Vitreous Hemorrhage

Summary about Disease


Vitreous hemorrhage (VH) is the extravasation and leakage of blood into the vitreous humor, the clear, gel-like substance that fills the space between the lens and the retina in the eye. This bleeding can obstruct vision, ranging from mild floaters to complete loss of sight, depending on the severity and location of the hemorrhage. It is not a disease itself but rather a complication of other underlying conditions.

Symptoms


Sudden onset of blurred vision

Floaters (spots, cobwebs, or strands floating in your vision)

Hazy or smoky vision

Partial or complete loss of vision

Reddish tint to vision (less common)

Sensitivity to light

Causes


Diabetic Retinopathy: The most common cause, where damaged blood vessels in the retina leak.

Posterior Vitreous Detachment (PVD): Separation of the vitreous gel from the retina, sometimes tearing a blood vessel.

Retinal Tears or Detachment: Can cause bleeding into the vitreous.

Age-Related Macular Degeneration (AMD): Especially the wet form, involving abnormal blood vessel growth.

Trauma: Injury to the eye.

Vitreous or Retinal Neovascularization: Abnormal blood vessel growth due to other conditions.

Blood vessel blockage: Central or Branch Retinal Vein Occlusion

Less Common Causes: Blood disorders (e.g., leukemia, sickle cell disease), eye surgery complications, Terson syndrome (associated with subarachnoid hemorrhage)

Medicine Used


There is no specific medicine to directly treat a vitreous hemorrhage itself. Treatment focuses on addressing the underlying cause. However, sometimes the following are used.

Anti-VEGF injections: Medications like bevacizumab, ranibizumab, or aflibercept, which may be used to treat underlying conditions like diabetic retinopathy or wet AMD that can cause the hemorrhage.

Steroids: Used in some cases to reduce inflammation, but not a primary treatment.

Eye drops: Used to dilate the pupil for better examination of the retina.

Is Communicable


No, vitreous hemorrhage is not communicable (not contagious). It is a result of underlying eye conditions or injuries and cannot be spread from person to person.

Precautions


Precautions depend on the underlying cause and are geared towards preventing future hemorrhages. Common recommendations include:

Strict control of blood sugar levels (for diabetic patients).

Regular eye exams, especially for people with diabetes, high blood pressure, or a family history of eye disease.

Protective eyewear during sports or activities with a risk of eye injury.

Avoiding medications that could increase bleeding risk (discuss with your doctor).

Prompt medical attention if you experience sudden vision changes.

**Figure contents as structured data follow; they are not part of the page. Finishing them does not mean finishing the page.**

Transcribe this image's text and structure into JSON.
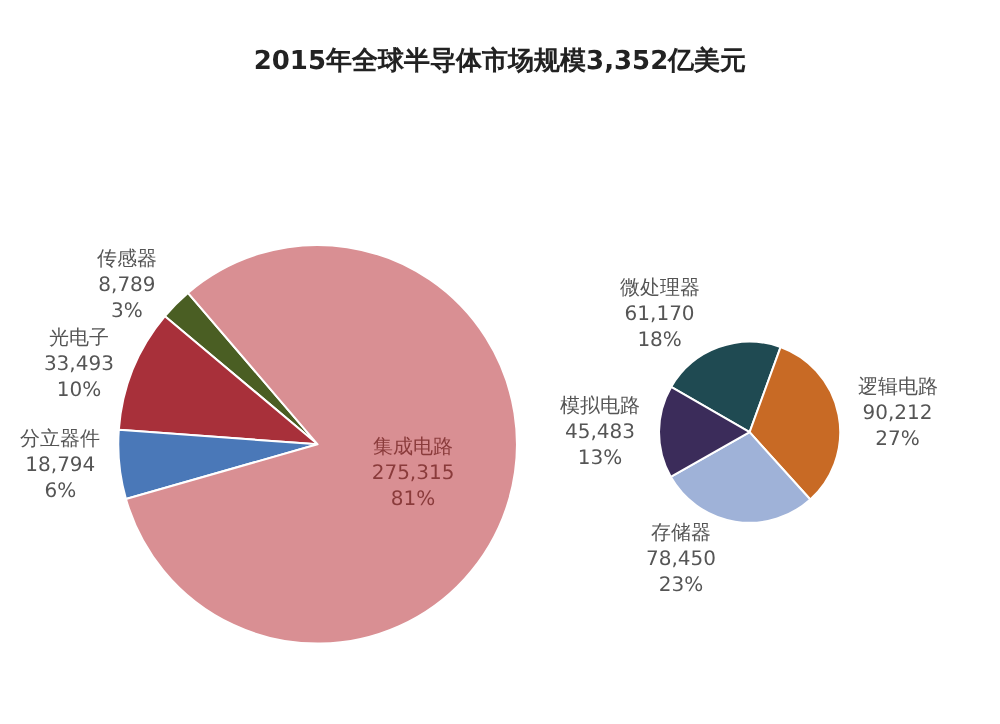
{
  "chart_data": [
    {
      "type": "pie",
      "title": "2015年全球半导体市场规模3,352亿美元",
      "categories": [
        "传感器",
        "光电子",
        "分立器件",
        "集成电路"
      ],
      "values": [
        8789,
        33493,
        18794,
        275315
      ],
      "colors": [
        "#4a5e23",
        "#a8303a",
        "#4a78b8",
        "#d98f93"
      ],
      "value_labels": [
        "8,789\n3%",
        "33,493\n10%",
        "18,794\n6%",
        "275,315\n81%"
      ],
      "legend": false
    },
    {
      "type": "pie",
      "categories": [
        "微处理器",
        "逻辑电路",
        "存储器",
        "模拟电路"
      ],
      "values": [
        61170,
        90212,
        78450,
        45483
      ],
      "colors": [
        "#1f4a52",
        "#c86a25",
        "#9fb2d8",
        "#3b2c5a"
      ],
      "value_labels": [
        "61,170\n18%",
        "90,212\n27%",
        "78,450\n23%",
        "45,483\n13%"
      ],
      "legend": false
    }
  ]
}
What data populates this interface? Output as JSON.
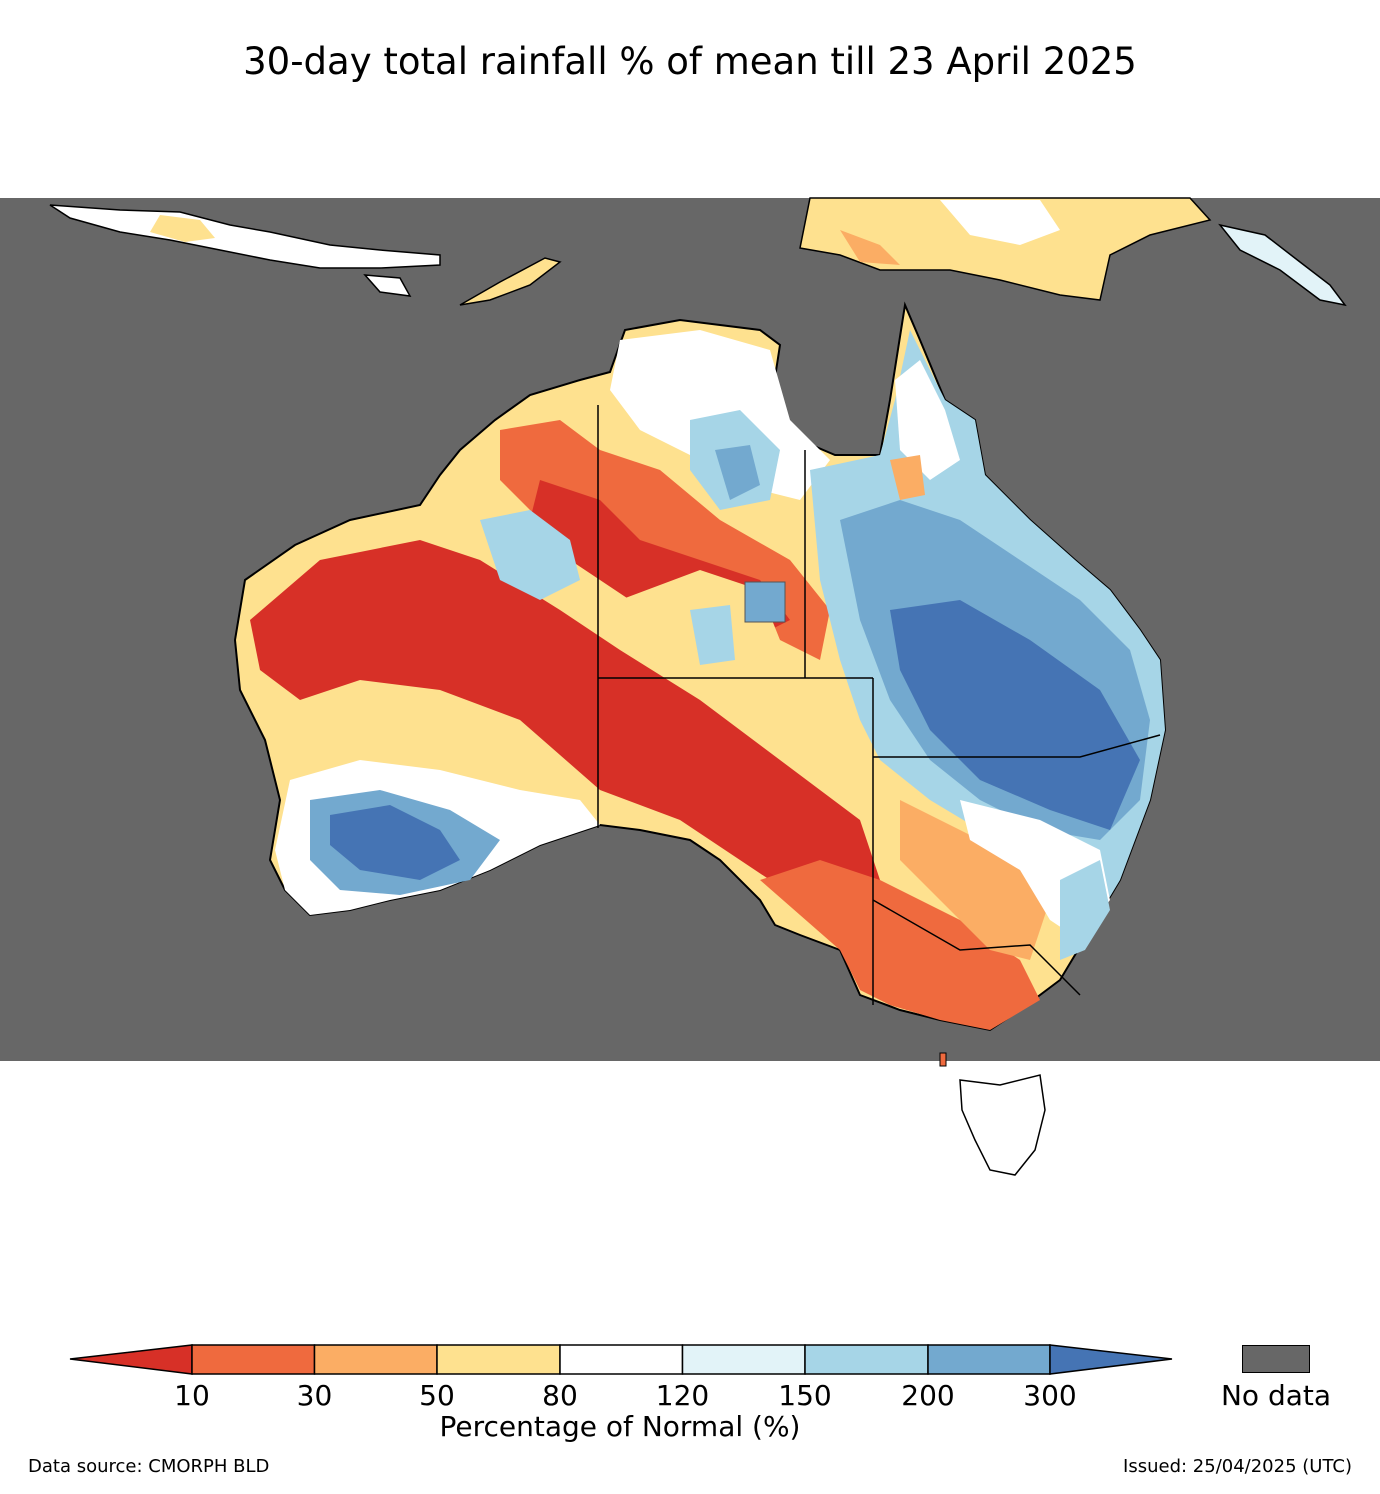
{
  "title": "30-day total rainfall % of mean till 23 April 2025",
  "colors": {
    "no_data": "#676767",
    "bins": [
      "#d73027",
      "#ef6a3e",
      "#fbad64",
      "#fee18f",
      "#ffffff",
      "#e2f3f8",
      "#a6d5e7",
      "#73a9cf",
      "#4574b4"
    ]
  },
  "colorbar": {
    "ticks": [
      "10",
      "30",
      "50",
      "80",
      "120",
      "150",
      "200",
      "300"
    ],
    "label": "Percentage of Normal (%)",
    "no_data_label": "No data"
  },
  "footer": {
    "source": "Data source: CMORPH BLD",
    "issued": "Issued: 25/04/2025 (UTC)"
  }
}
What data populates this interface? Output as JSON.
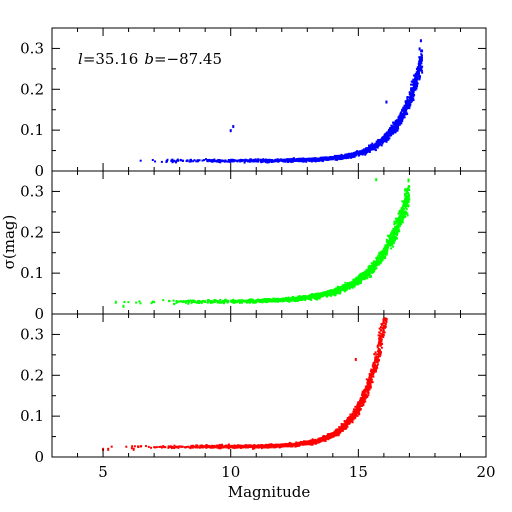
{
  "chart_data": {
    "type": "scatter",
    "xlabel": "Magnitude",
    "ylabel": "σ(mag)",
    "xlim": [
      3,
      20
    ],
    "x_ticks": [
      "5",
      "10",
      "15",
      "20"
    ],
    "annotation": {
      "l_sym": "l",
      "l_val": "=35.16",
      "b_sym": "b",
      "b_val": "=−87.45"
    },
    "panels": [
      {
        "name": "blue",
        "color": "#0000ff",
        "ylim": [
          0,
          0.35
        ],
        "y_ticks": [
          "0",
          "0.1",
          "0.2",
          "0.3"
        ],
        "floor": 0.025,
        "amp": 0.15,
        "mag_at_amp": 17.0,
        "growth": 1.05,
        "mag_range": [
          6.0,
          17.5
        ],
        "outliers": [
          [
            10.0,
            0.1
          ],
          [
            10.1,
            0.11
          ],
          [
            16.1,
            0.17
          ],
          [
            17.4,
            0.3
          ],
          [
            17.45,
            0.32
          ],
          [
            17.3,
            0.21
          ]
        ]
      },
      {
        "name": "green",
        "color": "#00ff00",
        "ylim": [
          0,
          0.35
        ],
        "y_ticks": [
          "0",
          "0.1",
          "0.2",
          "0.3"
        ],
        "floor": 0.03,
        "amp": 0.25,
        "mag_at_amp": 16.9,
        "growth": 0.82,
        "mag_range": [
          5.4,
          17.0
        ],
        "outliers": [
          [
            5.5,
            0.03
          ],
          [
            5.8,
            0.02
          ],
          [
            15.7,
            0.33
          ],
          [
            16.9,
            0.28
          ]
        ]
      },
      {
        "name": "red",
        "color": "#ff0000",
        "ylim": [
          0,
          0.35
        ],
        "y_ticks": [
          "0",
          "0.1",
          "0.2",
          "0.3"
        ],
        "floor": 0.025,
        "amp": 0.3,
        "mag_at_amp": 16.0,
        "growth": 1.15,
        "mag_range": [
          5.0,
          16.2
        ],
        "outliers": [
          [
            5.0,
            0.02
          ],
          [
            5.2,
            0.02
          ],
          [
            6.2,
            0.02
          ],
          [
            14.9,
            0.24
          ],
          [
            16.0,
            0.33
          ]
        ]
      }
    ]
  }
}
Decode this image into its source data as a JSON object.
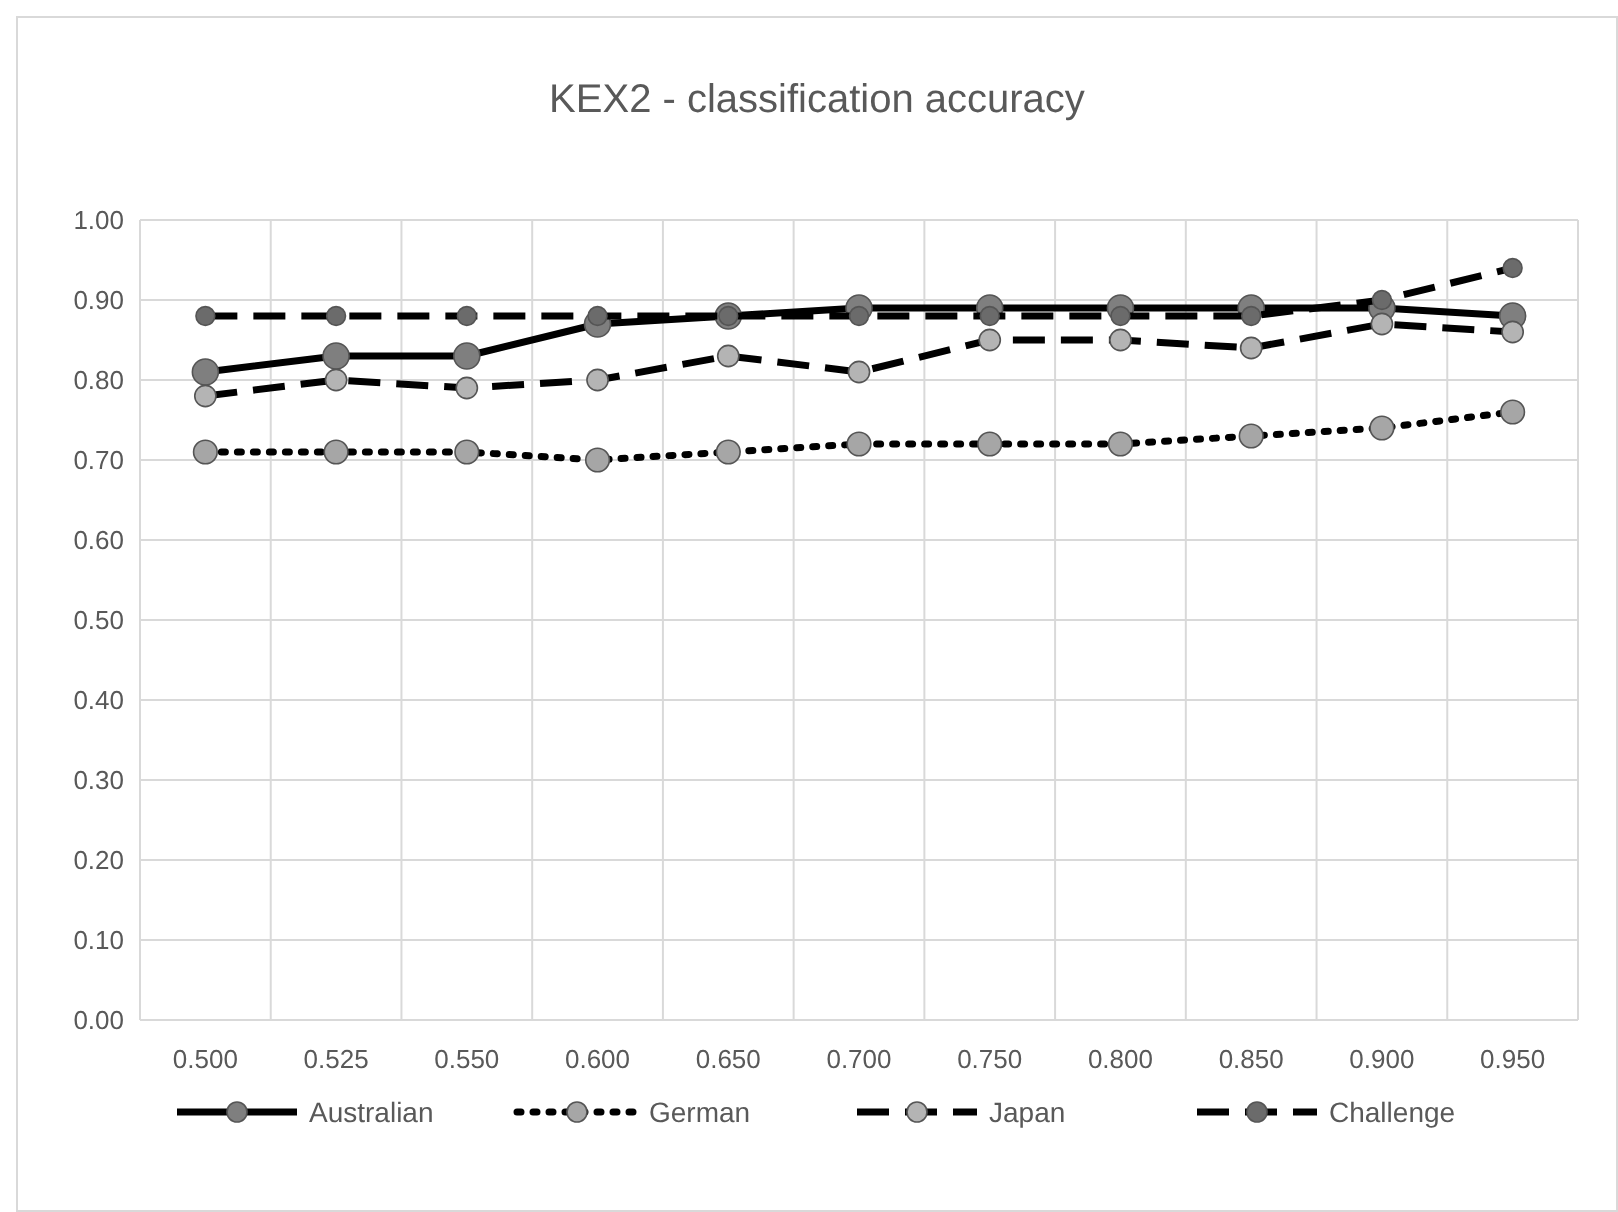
{
  "chart_data": {
    "type": "line",
    "title": "KEX2 - classification accuracy",
    "categories": [
      "0.500",
      "0.525",
      "0.550",
      "0.600",
      "0.650",
      "0.700",
      "0.750",
      "0.800",
      "0.850",
      "0.900",
      "0.950"
    ],
    "series": [
      {
        "name": "Australian",
        "color": "#7f7f7f",
        "line_style": "solid",
        "values": [
          0.81,
          0.83,
          0.83,
          0.87,
          0.88,
          0.89,
          0.89,
          0.89,
          0.89,
          0.89,
          0.88
        ]
      },
      {
        "name": "German",
        "color": "#a6a6a6",
        "line_style": "dotted",
        "values": [
          0.71,
          0.71,
          0.71,
          0.7,
          0.71,
          0.72,
          0.72,
          0.72,
          0.73,
          0.74,
          0.76
        ]
      },
      {
        "name": "Japan",
        "color": "#b4b4b4",
        "line_style": "dashed",
        "values": [
          0.78,
          0.8,
          0.79,
          0.8,
          0.83,
          0.81,
          0.85,
          0.85,
          0.84,
          0.87,
          0.86
        ]
      },
      {
        "name": "Challenge",
        "color": "#6b6b6b",
        "line_style": "dashed",
        "values": [
          0.88,
          0.88,
          0.88,
          0.88,
          0.88,
          0.88,
          0.88,
          0.88,
          0.88,
          0.9,
          0.94
        ]
      }
    ],
    "ylim": [
      0,
      1
    ],
    "yticks": [
      {
        "value": 0,
        "label": "0.00"
      },
      {
        "value": 0.1,
        "label": "0.10"
      },
      {
        "value": 0.2,
        "label": "0.20"
      },
      {
        "value": 0.3,
        "label": "0.30"
      },
      {
        "value": 0.4,
        "label": "0.40"
      },
      {
        "value": 0.5,
        "label": "0.50"
      },
      {
        "value": 0.6,
        "label": "0.60"
      },
      {
        "value": 0.7,
        "label": "0.70"
      },
      {
        "value": 0.8,
        "label": "0.80"
      },
      {
        "value": 0.9,
        "label": "0.90"
      },
      {
        "value": 1,
        "label": "1.00"
      }
    ],
    "grid": true,
    "legend": "bottom",
    "marker": "circle"
  }
}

How long does an outbreak last?


A vitreous hemorrhage itself is not an "outbreak," but an isolated event. The duration of vision impairment depends on the severity of the bleed and how long it takes for the blood to clear. Mild hemorrhages may clear within weeks to months, while severe hemorrhages can take many months or even years to resolve spontaneously. Treatment can shorten the recovery time.

How is it diagnosed?


Dilated Eye Exam: An ophthalmologist dilates the pupils to examine the retina and vitreous.

Slit-Lamp Examination: Uses a high-intensity light to view the structures of the eye.

Optical Coherence Tomography (OCT): Imaging test that provides cross-sectional images of the retina.

Ultrasound: Used if the view of the retina is obscured by dense blood.

Fluorescein Angiography: Dye is injected into a vein, and pictures of the retinal blood vessels are taken to identify abnormalities.

Timeline of Symptoms


Sudden Onset: Symptoms typically appear suddenly.

Initial Stage: Blurred vision, floaters, hazy vision.

Progression: Vision may worsen over hours or days as more blood accumulates.

Stabilization: The hemorrhage may stabilize, with vision remaining constant until the blood clears or treatment is initiated.

Resolution: Gradual improvement in vision as the blood is absorbed, which can take weeks, months or longer.

Important Considerations


Prompt Medical Attention: Seek immediate ophthalmological evaluation if you experience sudden vision changes.

Underlying Cause: Identifying and treating the underlying cause is crucial to prevent further hemorrhages.

Multiple Treatment Options: Treatment options vary depending on the cause and severity of the hemorrhage and may include observation, laser photocoagulation, anti-VEGF injections, or vitrectomy surgery.

Potential Complications: Untreated vitreous hemorrhage can lead to vision loss, retinal detachment, or other serious eye complications.

Individual Variation: The recovery time and visual outcome can vary significantly from person to person.